Nearly half (47 per cent) of Canadian social media users are shopping on social, according to a report released Thursday by PayPal Canada. The Social Commerce Trend Study also found that almost 40 per cent plan to shop on social media this holiday season.
Canadian social media users spend an average of $77 per month — $924 per year — shopping on social platforms.
“A few years back, people could browse on social media platforms but that’s as far as you could go. Today, ‘Buy Now’ buttons are a reality and allow people to shop when they are scrolling through social media platforms—making it a popular commerce trend,” Paul Parisi, president of PayPal Canada, said in a statement.
Citing the eMarketer’s 2019 Social Commerce Report, PayPal said the percentage of retailers in North America using social media as a source of e-commerce nearly doubled from 17 per cent in 2017 to 33 per cent in 2018.
The PayPal study found Canadian social media users spend 6.4 hours on social media platforms every day– make it no surprise that nearly half of Canadian social media users say they’re more likely to engage in online shopping this holiday season than last year (46 per cent).
Four in five Canadian social media shoppers like that social media shows them products they are interested in—but would not have discovered otherwise (78 per cent), the PayPal study reported.
Among Canadian social media users, men are online shopping more (33 per cent) than women (26 per cent) on a monthly basis. They are buying fashion items such as clothing, shoes, and accessories (54 per cent), electronics (26 per cent), toys and games (21 per cent), home décor (20 per cent) and event tickets (19 per cent). More than half of social media shoppers admitted to impulse purchases on social media platforms (52 per cent).

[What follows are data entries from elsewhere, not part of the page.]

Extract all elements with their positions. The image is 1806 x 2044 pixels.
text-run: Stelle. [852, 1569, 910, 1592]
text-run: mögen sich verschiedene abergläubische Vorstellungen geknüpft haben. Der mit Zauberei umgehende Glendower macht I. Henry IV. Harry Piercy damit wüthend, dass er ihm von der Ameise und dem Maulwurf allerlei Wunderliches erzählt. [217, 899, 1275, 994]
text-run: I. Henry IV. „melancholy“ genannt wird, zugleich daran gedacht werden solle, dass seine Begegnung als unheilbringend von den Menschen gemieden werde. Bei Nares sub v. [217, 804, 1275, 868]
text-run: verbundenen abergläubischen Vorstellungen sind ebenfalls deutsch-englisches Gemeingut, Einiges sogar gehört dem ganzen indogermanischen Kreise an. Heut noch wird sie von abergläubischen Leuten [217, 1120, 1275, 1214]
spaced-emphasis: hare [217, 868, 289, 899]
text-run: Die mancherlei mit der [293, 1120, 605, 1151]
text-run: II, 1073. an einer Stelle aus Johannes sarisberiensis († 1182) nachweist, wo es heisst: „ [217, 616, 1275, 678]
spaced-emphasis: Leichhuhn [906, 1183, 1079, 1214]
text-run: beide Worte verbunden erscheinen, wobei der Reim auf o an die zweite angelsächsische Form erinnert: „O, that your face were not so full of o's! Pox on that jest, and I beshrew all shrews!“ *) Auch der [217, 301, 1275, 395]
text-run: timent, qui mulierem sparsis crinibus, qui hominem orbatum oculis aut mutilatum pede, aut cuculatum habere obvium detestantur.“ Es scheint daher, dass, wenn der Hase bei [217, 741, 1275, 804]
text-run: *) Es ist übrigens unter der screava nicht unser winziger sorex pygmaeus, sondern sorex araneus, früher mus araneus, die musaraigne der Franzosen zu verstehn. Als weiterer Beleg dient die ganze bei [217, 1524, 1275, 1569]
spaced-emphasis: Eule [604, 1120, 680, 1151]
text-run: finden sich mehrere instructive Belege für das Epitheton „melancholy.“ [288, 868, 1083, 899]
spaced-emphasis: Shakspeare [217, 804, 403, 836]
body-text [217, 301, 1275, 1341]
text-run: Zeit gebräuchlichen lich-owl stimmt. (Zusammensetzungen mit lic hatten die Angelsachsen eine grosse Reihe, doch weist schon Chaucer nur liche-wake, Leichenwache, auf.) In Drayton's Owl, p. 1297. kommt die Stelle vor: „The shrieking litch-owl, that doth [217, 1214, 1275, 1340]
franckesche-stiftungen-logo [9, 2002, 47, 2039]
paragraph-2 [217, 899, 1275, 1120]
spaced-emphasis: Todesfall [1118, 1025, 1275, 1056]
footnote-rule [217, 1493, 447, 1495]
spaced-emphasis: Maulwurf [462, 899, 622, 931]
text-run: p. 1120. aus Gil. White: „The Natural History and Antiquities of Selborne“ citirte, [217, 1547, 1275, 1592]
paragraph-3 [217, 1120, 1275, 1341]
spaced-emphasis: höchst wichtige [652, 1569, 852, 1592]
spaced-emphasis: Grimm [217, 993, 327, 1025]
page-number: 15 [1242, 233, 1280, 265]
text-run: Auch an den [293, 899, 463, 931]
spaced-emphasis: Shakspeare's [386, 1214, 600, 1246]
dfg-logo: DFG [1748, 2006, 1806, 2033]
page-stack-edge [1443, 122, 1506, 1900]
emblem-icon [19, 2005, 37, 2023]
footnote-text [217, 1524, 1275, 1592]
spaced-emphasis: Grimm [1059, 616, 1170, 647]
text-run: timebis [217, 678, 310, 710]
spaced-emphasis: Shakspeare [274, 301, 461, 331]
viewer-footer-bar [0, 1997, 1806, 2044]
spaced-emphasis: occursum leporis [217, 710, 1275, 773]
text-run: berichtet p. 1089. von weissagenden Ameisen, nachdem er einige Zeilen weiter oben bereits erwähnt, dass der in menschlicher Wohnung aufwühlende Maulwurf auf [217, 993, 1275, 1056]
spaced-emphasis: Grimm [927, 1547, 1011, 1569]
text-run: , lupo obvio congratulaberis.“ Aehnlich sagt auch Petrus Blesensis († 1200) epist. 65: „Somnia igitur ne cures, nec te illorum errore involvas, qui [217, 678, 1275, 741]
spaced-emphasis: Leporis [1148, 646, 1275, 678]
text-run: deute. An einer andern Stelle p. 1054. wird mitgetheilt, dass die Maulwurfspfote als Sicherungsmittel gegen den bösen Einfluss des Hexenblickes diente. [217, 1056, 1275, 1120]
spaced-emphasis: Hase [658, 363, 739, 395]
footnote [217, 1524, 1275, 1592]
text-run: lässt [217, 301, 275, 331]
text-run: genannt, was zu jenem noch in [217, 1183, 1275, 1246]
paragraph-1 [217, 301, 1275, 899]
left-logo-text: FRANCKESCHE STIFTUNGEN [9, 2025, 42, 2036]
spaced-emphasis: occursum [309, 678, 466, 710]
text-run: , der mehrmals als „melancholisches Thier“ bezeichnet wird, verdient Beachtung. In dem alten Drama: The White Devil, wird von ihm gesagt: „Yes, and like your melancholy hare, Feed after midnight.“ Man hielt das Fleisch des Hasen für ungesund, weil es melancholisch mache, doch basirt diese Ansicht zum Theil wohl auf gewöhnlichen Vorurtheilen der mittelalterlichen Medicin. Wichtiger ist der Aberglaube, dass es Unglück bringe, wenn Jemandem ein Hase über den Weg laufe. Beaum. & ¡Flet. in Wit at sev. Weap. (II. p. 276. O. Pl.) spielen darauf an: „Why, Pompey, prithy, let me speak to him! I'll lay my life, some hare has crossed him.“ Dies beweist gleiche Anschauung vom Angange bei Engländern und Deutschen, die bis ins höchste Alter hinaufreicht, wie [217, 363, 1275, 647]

“Goods and services are now brought directly to the consumer on the platforms they frequent. Facebook was identified as the most frequently shopped social media platform among Canadians (29 per cent) followed closely by Snapchat (26 per cent) and Instagram (25 per cent),” said the PayPal report.
“The study also revealed that when it comes to a preferred location or timing for shopping on social media, Canadians are all over the map. The study found that 42 per cent have shopped on social media while commuting, and 32 per cent have shopped on social media during a conference call or meeting at work.”